Брэнсон молча кивнул.
– И они должны сработать одновременно. – Картленд повернулся к остальным. – Боюсь, что эта затея удастся.
Наступило короткое молчание, особенно мучительное для телезрителей, – молчание, вызванное тем, что Брэнсон по вполне понятным причинам не очень стремился говорить, а остальные не могли и придумать, что сказать. Наконец Картленд спросил:
– Откуда у вас уверенность, что все четыре заряда сработают одновременно?
– Все просто. Радиоволна активирует электрический элемент, который пережигает проводок в детонаторе с гремучей ртутью. Взрывается детонатор – взрывается и «улей». Одного вполне достаточно. Остальные сдетонируют.
– Полагаю, это все ваши требования на сегодня? – мрачно произнес Квори.
– Не совсем. – Брэнсон, словно извиняясь, развел руками. – Остался сущий пустяк.
– Хотел бы я знать, что вы считаете пустяком.
– Четверть миллиона долларов.
– Поразительно!
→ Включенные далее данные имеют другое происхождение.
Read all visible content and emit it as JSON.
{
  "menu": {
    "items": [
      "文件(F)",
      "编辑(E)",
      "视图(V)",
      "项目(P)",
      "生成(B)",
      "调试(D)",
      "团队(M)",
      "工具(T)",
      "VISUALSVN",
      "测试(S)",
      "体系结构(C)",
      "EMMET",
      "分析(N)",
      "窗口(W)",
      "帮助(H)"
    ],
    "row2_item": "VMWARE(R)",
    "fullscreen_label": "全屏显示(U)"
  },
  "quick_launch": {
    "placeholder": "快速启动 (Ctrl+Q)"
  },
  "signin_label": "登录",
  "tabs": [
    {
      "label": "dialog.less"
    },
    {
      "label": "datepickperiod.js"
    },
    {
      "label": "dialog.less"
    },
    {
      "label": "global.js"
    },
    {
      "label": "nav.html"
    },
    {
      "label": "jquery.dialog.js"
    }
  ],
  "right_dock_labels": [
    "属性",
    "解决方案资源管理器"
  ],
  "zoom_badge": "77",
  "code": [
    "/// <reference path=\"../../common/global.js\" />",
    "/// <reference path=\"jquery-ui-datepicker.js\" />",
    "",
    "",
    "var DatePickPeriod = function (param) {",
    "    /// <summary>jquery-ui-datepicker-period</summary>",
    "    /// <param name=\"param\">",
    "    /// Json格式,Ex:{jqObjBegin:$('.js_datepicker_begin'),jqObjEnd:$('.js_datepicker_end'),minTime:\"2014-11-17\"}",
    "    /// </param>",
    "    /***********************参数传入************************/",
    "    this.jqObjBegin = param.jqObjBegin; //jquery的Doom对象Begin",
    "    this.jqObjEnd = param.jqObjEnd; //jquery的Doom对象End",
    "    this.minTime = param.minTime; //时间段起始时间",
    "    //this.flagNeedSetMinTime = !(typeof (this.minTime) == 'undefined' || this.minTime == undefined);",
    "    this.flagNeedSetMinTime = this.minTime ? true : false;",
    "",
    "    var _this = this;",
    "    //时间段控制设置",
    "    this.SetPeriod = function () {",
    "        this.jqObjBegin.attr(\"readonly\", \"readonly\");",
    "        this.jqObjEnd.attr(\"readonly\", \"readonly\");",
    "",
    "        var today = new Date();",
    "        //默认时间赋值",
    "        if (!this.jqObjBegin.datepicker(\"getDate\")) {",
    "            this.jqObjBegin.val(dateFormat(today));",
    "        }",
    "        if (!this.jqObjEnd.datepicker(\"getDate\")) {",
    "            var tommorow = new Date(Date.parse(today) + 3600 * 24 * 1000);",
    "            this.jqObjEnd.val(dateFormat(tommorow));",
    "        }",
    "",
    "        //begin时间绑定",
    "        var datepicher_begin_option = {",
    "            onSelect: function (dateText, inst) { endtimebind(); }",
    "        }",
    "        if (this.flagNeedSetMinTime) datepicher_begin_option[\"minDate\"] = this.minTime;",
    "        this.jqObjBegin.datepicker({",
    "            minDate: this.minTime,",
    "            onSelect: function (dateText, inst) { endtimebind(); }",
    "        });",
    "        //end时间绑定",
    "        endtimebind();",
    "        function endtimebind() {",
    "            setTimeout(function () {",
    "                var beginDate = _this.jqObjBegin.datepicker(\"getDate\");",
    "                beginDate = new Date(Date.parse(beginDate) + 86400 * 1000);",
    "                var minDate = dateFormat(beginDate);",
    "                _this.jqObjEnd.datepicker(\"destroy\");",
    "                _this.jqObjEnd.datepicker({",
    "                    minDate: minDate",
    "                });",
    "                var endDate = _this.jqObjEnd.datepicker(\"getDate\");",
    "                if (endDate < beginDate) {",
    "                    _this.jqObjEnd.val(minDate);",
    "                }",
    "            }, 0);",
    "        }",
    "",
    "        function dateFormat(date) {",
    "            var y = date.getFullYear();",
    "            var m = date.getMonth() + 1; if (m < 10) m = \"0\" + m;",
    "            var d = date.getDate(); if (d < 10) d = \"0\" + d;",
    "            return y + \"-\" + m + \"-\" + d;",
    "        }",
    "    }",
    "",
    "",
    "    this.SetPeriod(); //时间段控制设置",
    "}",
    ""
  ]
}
По вашим стандартам, это всего лишь песчинка. И за что, позвольте узнать?
– На покрытие моих расходов.
– Ваших расходов? – Квори дважды глубоко вздохнул. – Господи, Брэнсон, да вы скряга, каких поискать!
– Я привык к тому, что люди по-всякому называют меня, – пожал плечами Брэнсон. – Меня не так легко обидеть, к тому же я научился мужественно переносить невзгоды. Итак, что касается платежа – вы ведь собираетесь платить, не так ли?
Никто не сказал ни да ни нет.
– По поводу перевода денег нужно будет договариваться с моим другом из Нью-Йорка. У него есть друзья в некоторых европейских банках. – Брэнсон посмотрел на часы. – Сейчас полдень, то есть в Центральной Европе восемь или девять часов вечера, а все приличные европейские банки закрываются ровно в шесть. Поэтому я буду чрезвычайно признателен, если вы сообщите мне о своем решении к семи часам завтрашнего утра.
– О каком решении? – осторожно спросил Квори.